The reason for the excitement is that the crude is being extracted from the first newly developed oilfield to have come on stream since the Americans invaded Iraq in 2003—indeed, the first to have come on stream anywhere in Iraq for 30-odd years. It is also the first instance of exploration leading to extraction and export by private companies in Iraq since oil was nationalised in 1972. Iraq’s Kurds, who have signed a string of controversial production-sharing agreements (PSAs) with private companies, are proud that the oil is flowing anew from fields that they control.
The oil ready for export comes from two fields.
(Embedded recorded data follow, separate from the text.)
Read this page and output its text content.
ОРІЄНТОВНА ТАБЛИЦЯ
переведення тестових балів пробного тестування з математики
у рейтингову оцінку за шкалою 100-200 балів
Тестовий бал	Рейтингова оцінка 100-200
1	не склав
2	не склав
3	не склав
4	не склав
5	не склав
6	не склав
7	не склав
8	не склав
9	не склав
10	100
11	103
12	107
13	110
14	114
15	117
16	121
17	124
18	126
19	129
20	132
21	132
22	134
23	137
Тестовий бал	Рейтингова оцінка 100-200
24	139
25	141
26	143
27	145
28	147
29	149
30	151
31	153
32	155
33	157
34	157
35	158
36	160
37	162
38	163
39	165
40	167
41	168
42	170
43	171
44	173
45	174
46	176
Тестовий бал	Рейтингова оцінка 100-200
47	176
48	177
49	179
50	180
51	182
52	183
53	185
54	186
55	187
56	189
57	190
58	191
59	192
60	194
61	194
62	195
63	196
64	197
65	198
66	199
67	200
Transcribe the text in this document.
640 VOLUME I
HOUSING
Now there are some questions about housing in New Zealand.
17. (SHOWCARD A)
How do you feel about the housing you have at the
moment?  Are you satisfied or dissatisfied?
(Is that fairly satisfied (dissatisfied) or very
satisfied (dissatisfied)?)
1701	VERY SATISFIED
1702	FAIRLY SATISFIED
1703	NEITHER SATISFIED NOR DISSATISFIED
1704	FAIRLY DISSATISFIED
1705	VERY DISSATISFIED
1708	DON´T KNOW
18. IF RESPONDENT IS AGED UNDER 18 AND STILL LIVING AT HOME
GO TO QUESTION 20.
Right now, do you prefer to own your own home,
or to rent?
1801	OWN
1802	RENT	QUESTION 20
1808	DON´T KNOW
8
One is at Tawke, developed by DNO International, a small Norwegian firm. The other is at Taq-Taq, where Addax Petroleum, listed in London and Toronto, runs a joint venture with Turkey’s Genel Enerji, which also has a stake in the Tawke show. Ashti Hawrami, the Iraqi Kurds’ natural-resources minister, praises the Turkish companies involved. Relations between Turkey’s government and the Iraqi Kurdish regional one are plainly improving….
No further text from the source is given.